According to the Federal Reserve Board Regulation D, you cannot make more than six withdrawals or fund transfers from your savings account in one month. Making more than six withdrawals can attract penalty fees, account closure or the conversion of your savings account into a checking account.
However, there are ways to get around the six times limit rule by transferring funds through a bank teller or ATM or asking the bank to mail you a check from your savings account. You need to speak to your bank first before trying to make the seventh withdrawal from your savings account.
Interest
Checking accounts don’t typically yield interest, but some banks offer this feature, although the interest rate is significantly lower than savings accounts. Interest is one of the main features associated with savings accounts. The interest rates rely on the kind of savings account and also differ from bank to bank. Typically, the annual percentage yield (APY) that saving accounts offer is less than 1%.
Fees
Checking accounts generally have a maintenance fee, but some are free. Before opening a checking account with any bank, it’s important to consider this factor. You could also pay a fee if you overdraw from your checking account, use your debit card in another bank’s ATM or when you don’t maintain the minimum account balance. Some banks waive fees if a customer meets specific age requirements, like being over 65 years or below 18 years.

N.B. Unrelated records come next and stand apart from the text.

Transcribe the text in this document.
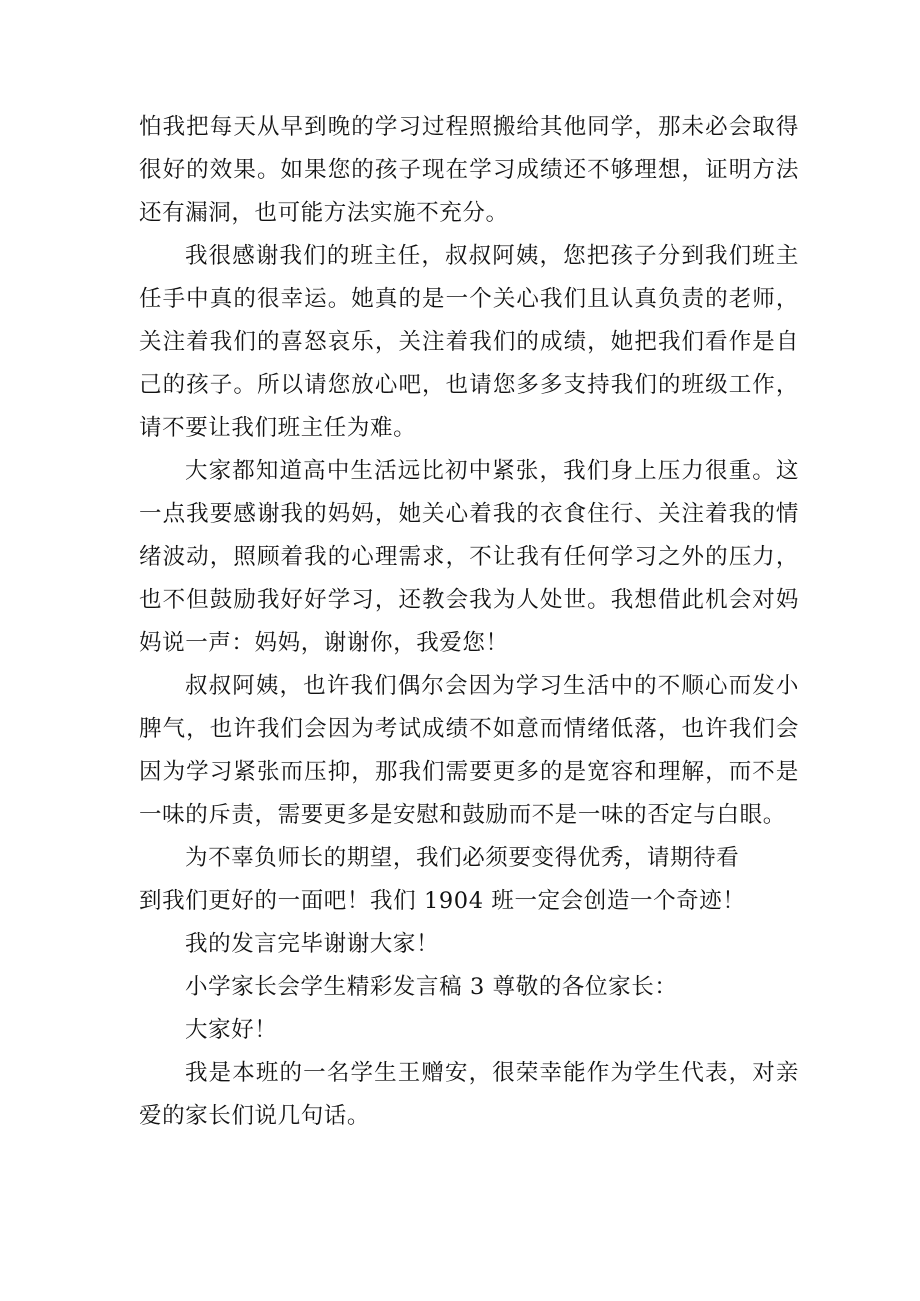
怕我把每天从早到晚的学习过程照搬给其他同学，那未必会取得很好的效果。如果您的孩子现在学习成绩还不够理想，证明方法还有漏洞，也可能方法实施不充分。

我很感谢我们的班主任，叔叔阿姨，您把孩子分到我们班主任手中真的很幸运。她真的是一个关心我们且认真负责的老师，关注着我们的喜怒哀乐，关注着我们的成绩，她把我们看作是自己的孩子。所以请您放心吧，也请您多多支持我们的班级工作，请不要让我们班主任为难。

大家都知道高中生活远比初中紧张，我们身上压力很重。这一点我要感谢我的妈妈，她关心着我的衣食住行、关注着我的情绪波动，照顾着我的心理需求，不让我有任何学习之外的压力，也不但鼓励我好好学习，还教会我为人处世。我想借此机会对妈妈说一声：妈妈，谢谢你，我爱您！

叔叔阿姨，也许我们偶尔会因为学习生活中的不顺心而发小脾气，也许我们会因为考试成绩不如意而情绪低落，也许我们会因为学习紧张而压抑，那我们需要更多的是宽容和理解，而不是一味的斥责，需要更多是安慰和鼓励而不是一味的否定与白眼。

为不辜负师长的期望，我们必须要变得优秀，请期待看

到我们更好的一面吧！我们 1904 班一定会创造一个奇迹！

我的发言完毕谢谢大家！

小学家长会学生精彩发言稿 3 尊敬的各位家长：

大家好！

我是本班的一名学生王赠安，很荣幸能作为学生代表，对亲爱的家长们说几句话。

When it comes to a savings account, you could pay fees for making excessive withdrawals. Different banks have different regulations and fees for withdrawing past the six-withdrawal limit. Saving accounts typically have a minimum deposit, and many have a minimum balance. You could pay a fee if your account doesn’t carry the minimum balance. Many banks also have a monthly maintenance fee.

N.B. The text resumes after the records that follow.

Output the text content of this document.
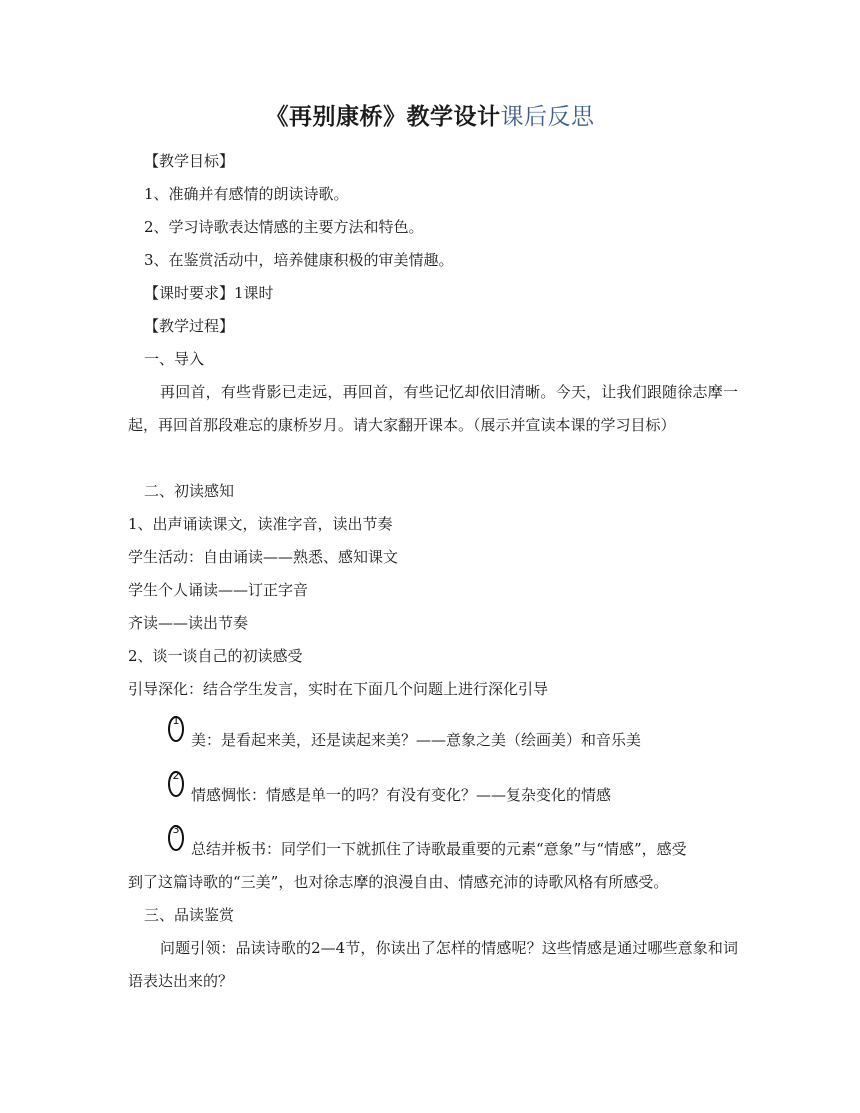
《再别康桥》教学设计课后反思
【教学目标】
1、准确并有感情的朗读诗歌。
2、学习诗歌表达情感的主要方法和特色。
3、在鉴赏活动中，培养健康积极的审美情趣。
【课时要求】1课时
【教学过程】
一、导入
再回首，有些背影已走远，再回首，有些记忆却依旧清晰。今天，让我们跟随徐志摩一起，再回首那段难忘的康桥岁月。请大家翻开课本。（展示并宣读本课的学习目标）
二、初读感知
1、出声诵读课文，读准字音，读出节奏
学生活动：自由诵读——熟悉、感知课文
学生个人诵读——订正字音
齐读——读出节奏
2、谈一谈自己的初读感受
引导深化：结合学生发言，实时在下面几个问题上进行深化引导
1
美：是看起来美，还是读起来美？——意象之美（绘画美）和音乐美
2
情感惆怅：情感是单一的吗？有没有变化？——复杂变化的情感
3
总结并板书：同学们一下就抓住了诗歌最重要的元素“意象”与“情感”，感受
到了这篇诗歌的“三美”，也对徐志摩的浪漫自由、情感充沛的诗歌风格有所感受。
三、品读鉴赏
问题引领：品读诗歌的2—4节，你读出了怎样的情感呢？这些情感是通过哪些意象和词语表达出来的？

Can You Have Both a Checking and Savings Account?
Checking and savings accounts have different features and different purposes but are both essential for most people. A checking account helps you manage everyday finances, while a savings account helps you save money towards a significant short-term or medium-term financial goal. A savings account is a superb way to keep your emergency fund.
Banks often offer joint checking and savings accounts so that customers can have all their money in a central place. The two accounts each have routing numbers to allow the customer to conduct various transactions with ease. You, however, don’t have to keep both accounts with the same bank. Although having both of them in one bank provides ease, having them at different banks provides better financial security.
Additionally, just because a bank offers both checking and savings accounts doesn’t mean that they have the best features for both accounts. You need to factor in the fees and interest rates associated with each account to determine which bank gives you the best deal. Ultimately, picking either a checking or savings account over the other depends on individual financial goals. However, both accounts serve different purposes and can run concurrently.